そして、紗里奈の影と『賢人』の影が交差。振りぬかれたトンファーと、突き出された槍が、お互いの持ち手の運命を決めた。
「…………」
無言で紗里奈は頬を拭う。紗里奈の頬には、泥のほかにも、一筋の赤い線が。
『賢人』の胸には、トンファーで叩きぬかれた大穴が。
一度痙攣し、体を揺らめかして倒れ付す『賢人』。どさり、という何気無い音が、撃退士たちの勝利を示していた。

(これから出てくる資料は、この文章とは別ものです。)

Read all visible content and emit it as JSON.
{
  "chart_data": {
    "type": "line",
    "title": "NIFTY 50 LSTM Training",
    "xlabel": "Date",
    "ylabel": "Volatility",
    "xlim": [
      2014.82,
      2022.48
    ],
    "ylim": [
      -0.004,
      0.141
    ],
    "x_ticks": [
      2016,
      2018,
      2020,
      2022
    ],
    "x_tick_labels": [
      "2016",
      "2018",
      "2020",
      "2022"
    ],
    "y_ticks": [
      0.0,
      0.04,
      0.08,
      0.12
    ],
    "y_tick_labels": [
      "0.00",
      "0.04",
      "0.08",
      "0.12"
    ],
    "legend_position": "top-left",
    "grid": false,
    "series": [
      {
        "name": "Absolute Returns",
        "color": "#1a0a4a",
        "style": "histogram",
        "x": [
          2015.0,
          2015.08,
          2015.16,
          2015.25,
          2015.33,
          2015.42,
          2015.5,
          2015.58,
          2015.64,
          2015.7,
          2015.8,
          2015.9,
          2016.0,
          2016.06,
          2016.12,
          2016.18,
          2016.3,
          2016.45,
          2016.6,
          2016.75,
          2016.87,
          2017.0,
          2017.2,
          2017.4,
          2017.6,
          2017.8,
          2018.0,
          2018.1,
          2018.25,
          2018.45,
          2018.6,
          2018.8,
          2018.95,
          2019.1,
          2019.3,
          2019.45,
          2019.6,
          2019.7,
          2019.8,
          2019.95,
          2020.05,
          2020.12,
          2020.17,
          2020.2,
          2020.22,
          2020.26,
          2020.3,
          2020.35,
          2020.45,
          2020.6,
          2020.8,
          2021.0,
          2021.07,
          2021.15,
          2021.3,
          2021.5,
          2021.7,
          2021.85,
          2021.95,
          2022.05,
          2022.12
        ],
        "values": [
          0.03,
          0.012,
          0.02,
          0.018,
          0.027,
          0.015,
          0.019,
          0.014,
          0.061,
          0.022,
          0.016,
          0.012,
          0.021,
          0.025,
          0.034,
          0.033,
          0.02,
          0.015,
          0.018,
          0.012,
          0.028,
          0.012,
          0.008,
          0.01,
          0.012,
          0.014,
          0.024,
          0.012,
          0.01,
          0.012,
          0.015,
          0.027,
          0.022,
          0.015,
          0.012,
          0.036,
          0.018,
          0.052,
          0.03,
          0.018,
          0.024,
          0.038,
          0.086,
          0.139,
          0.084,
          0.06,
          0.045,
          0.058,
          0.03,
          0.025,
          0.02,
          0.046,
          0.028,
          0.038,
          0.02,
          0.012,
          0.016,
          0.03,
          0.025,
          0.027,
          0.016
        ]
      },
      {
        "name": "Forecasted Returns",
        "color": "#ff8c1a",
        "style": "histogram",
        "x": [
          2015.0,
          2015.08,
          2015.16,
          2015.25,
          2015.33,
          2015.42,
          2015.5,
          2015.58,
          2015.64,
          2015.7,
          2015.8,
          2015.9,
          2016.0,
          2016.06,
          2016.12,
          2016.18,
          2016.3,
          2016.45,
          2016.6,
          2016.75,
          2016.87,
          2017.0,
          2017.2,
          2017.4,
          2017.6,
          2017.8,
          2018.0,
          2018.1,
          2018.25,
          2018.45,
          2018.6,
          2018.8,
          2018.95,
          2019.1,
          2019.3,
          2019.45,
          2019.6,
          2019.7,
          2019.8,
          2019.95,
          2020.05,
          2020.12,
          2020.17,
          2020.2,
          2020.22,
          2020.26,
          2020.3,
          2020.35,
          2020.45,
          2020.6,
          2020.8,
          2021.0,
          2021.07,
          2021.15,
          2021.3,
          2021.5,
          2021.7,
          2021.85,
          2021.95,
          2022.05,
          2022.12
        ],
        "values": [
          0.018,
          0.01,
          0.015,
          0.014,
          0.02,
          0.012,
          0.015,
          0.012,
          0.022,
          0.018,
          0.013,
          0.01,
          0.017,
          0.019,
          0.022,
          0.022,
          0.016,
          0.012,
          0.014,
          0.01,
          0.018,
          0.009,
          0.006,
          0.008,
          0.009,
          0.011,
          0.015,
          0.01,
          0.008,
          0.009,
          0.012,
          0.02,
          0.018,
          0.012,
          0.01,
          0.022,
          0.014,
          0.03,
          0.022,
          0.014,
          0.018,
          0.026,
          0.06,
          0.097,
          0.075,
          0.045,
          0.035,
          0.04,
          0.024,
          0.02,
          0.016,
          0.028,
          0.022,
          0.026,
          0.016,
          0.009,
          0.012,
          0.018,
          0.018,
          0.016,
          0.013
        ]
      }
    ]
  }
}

「まだ居るかもしれない。森は? 増殖が能力なら、倒した今、変化があるんじゃないか?」
蓮也の言葉を証明するかのように、『賢人』を倒したことにより、鬱蒼と生い茂っていた木々たちは塩の柱の如く結晶化、そして塵へと帰っていく。
「……なるべく、森は。残して、欲しかったですが」
「まぁ、自然環境的にはそれでよう御座ろうが。森が広がったままだと、やはり問題で御座るからな」
どこか残念そうに呟く紗里奈と、ほっと胸を撫で下ろした様子の虎綱。この暗き森は、元々理を捻じ曲げられた増殖した虚像に過ぎない。その虚像を、撃退士の彼らはどう捉えただろうか?
もっとも、例え、あの暗き森にどんな意味があろうと、『賢人』という名をもったディアボロにどんな意図があろうと、それは彼らが恐れるにたる理由ではない。
未知という名の恐怖も、最善と勇気を兼ね備えた撃退士たちの足を止めることは出来なかったのだから。